Nomialbot is a Wikipedia bot that performs miscellaneous operations on taxoboxes. (See Wikipedia:WikiProject Tree of Life.)

Nomialbot uses the Python Wikipedia Robot Framework. It is currently in development. It is operated from time to time by User:Gdrbot.

Contents

[edit] Making redirects

Nomialbot makes redirects from the Latin names of genera, species and subspecies to articles concerning those taxa. For example, the Lesser Sand Plover has the Latin species name Charadrius mongolus so the latter should redirect to the former.

It does this as follows:

  1. Discover all articles with taxoboxes that go down to the genus or species level, by finding articles that link to Template:Taxobox species entry and similar templates (see Wikipedia:WikiProject Tree of Life/taxobox usage).
  2. Fetch these articles (in batches using Special:Export to reduce server load).
  3. Analyze these articles to build up a table mapping taxon name (e.g. genus Charadrius) to a list of articles referring to that taxon in their taxoboxes.
  4. When there is only one article referring to a taxon, and if there is no Wikipedia article for that taxon, then create a redirect from the taxon to the article.
  5. Except that in the case of genera, the redirect is only created if the genus is in bold italics in the taxobox; this means that the genus is monotypic and so the redirect is appropriate. Other genera are left unlinked even if Wikipedia only has one article on a species in that genus, because it is better to leave the genus name as a red link to invite editors to write an article.

[edit] First run, 2005-05-17/2005-05-20

  • There were 4613 articles with taxoboxes with genus, species, binomial or trinomial entries.
  • Nomialbots created:
    • 1223 redirects from binomials;
    • 22 redirects from trinomials;
    • 264 redirects from genera marked as monotypic in the taxobox.
  • A number of mistakes in taxoboxes were found; see /Report 2005-05-19 for typos, missing taxobox entries and genera incorrectly marked as monotypic.

[edit] Second run, 2005-06-05

  • Nomialbot created:
    • 999 redirects from binomials;
    • 15 redirects from trinomials;
    • 134 redirects from genera marked as monotypic in the taxobox.

[edit] Adding missing binomials

Nomialbot adds a binomial section to a taxobox if these taxobox has entries for genus and species but no binomial. The binomial is deduced from the genus and species, if species takes one of these forms:

  1. Genus species
  2. G. species
  3. species (technically incorrect but many taxoboxes still use this form)

[edit] Converting old style taxoboxes

Between 2005-05-24 and 2005-05-30, Nomialbot updates taxoboxes so that they all use the fully templatized form documented at Wikipedia:WikiProject Tree of Life/taxobox usage.
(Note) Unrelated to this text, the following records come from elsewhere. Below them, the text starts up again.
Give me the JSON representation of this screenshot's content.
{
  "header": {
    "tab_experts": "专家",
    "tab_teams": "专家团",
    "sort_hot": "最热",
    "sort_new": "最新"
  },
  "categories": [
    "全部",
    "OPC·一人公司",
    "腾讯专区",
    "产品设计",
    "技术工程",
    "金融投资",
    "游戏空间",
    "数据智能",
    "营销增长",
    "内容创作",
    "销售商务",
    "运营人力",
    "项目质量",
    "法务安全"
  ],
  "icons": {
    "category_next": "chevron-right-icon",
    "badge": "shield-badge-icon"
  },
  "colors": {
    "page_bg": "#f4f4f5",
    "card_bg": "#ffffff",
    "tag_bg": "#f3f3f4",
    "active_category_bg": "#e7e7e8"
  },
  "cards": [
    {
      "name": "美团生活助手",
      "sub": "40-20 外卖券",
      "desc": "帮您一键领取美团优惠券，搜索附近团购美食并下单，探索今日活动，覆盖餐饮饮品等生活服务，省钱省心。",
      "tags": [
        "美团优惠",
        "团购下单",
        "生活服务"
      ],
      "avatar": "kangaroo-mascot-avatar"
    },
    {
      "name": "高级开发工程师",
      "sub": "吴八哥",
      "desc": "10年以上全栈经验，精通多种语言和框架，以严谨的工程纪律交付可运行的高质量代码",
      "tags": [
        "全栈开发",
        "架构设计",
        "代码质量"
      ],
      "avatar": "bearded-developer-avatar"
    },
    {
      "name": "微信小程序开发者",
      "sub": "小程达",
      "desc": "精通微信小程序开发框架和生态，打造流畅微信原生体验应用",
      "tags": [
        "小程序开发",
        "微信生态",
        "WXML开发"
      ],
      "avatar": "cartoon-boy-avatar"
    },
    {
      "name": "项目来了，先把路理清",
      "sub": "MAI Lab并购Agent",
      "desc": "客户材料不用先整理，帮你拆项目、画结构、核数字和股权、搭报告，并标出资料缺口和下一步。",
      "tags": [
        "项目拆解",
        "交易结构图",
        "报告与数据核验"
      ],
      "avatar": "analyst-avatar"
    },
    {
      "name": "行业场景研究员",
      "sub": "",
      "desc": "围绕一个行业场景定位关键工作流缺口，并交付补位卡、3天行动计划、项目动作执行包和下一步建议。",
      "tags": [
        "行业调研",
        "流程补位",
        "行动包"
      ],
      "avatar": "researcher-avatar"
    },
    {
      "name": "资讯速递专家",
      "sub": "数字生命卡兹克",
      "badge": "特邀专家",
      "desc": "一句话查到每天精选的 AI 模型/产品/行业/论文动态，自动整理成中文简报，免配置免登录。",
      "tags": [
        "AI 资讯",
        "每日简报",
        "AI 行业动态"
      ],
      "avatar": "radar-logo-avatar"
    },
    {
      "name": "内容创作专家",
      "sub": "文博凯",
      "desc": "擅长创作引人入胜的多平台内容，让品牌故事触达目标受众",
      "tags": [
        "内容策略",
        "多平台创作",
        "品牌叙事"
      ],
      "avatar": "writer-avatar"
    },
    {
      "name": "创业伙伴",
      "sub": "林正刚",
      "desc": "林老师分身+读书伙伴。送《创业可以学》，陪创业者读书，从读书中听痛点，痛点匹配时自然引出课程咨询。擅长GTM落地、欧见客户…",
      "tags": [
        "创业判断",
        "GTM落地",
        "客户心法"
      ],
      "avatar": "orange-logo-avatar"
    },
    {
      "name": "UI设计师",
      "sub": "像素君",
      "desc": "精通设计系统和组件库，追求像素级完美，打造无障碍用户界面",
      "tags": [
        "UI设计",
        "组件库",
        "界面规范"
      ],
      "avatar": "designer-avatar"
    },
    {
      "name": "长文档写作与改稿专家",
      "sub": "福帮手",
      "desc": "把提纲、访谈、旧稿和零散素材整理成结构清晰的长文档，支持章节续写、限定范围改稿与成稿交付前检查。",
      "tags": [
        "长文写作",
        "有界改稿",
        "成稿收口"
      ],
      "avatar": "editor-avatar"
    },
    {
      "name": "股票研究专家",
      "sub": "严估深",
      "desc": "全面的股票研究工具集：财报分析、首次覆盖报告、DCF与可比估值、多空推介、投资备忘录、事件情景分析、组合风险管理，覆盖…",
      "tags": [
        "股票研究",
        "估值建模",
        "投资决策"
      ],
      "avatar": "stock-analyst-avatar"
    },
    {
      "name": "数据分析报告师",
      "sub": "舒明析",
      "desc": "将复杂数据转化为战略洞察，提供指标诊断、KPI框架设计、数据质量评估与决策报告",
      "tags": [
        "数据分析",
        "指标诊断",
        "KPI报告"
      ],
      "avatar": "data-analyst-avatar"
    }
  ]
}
Taxoboxes were originally written using HTML tables, then after the release of MediaWiki 1.3 were converted through several intermediate stages to use templates and MediaWiki table syntax. Before Nomialbot converted them, there were articles with taxoboxes at several stages of this development:

  1. Taxoboxes in pure HTML (example: Pompeii worm).
  2. Taxoboxes in HTML with {{taxonomy}} (example: Poison dart frog).
  3. Taxoboxes in pure wiki table markup (example: Argilophilus).
  4. Taxoboxes in HTML with templatized rank names (example: Southern Elephant Seal,).
  5. Taxoboxes in wiki table markup with templatized rank names (example: White-eye)
  6. Taxoboxes in strange hybrid format, with a mixture of wiki table markup and taxobox templates (examples: White Rhinoceros, Mole Salamanders)
  7. Taxoboxes fully templatized.

Nomialbot found taxoboxes at stages 1–6 by looking for articles that linked to Scientific classification or Binomial name or Binomial nomenclature or {{Regnum}} but which didn't use {{Taxobox begin}}. It then did its best to convert the taxobox to be fully templatized. In cases where it couldn't complete the the conversion, it added the partial conversion to the top of the article in a comment. These were then listed and converted by hand.

[edit] Results

  • Of taxoboxes at stages 1 and 2:
    • 341 articles were found;
    • 239 were automatically converted by Nomialbot;
    • 102 were too awkward to convert automatically; a partial conversion was added to the article;
    • See /Report 2005-05-26 for a list of the latter.
  • Of taxoboxes at stage 4:
    • There were 2,374 articles with taxoboxes at stage 4;
    • See /Report 2005-05-24 for a list;
    • 2,216 were converted (mostly by Nomialbot, a few by User:DanielCD);
    • 158 were too awkward to convert automatically; a partial conversion was added to the article;
    • See /Report 2005-05-26 for a list of the latter.
  • Of taxoboxes at stages 3, 5 and 6:
    • 201 were found;
    • 123 were converted automatically;
    • 78 were too awkward to convert automatically; a partial conversion was added to the article
    • See /Report 2005-05-30 for a list of the latter.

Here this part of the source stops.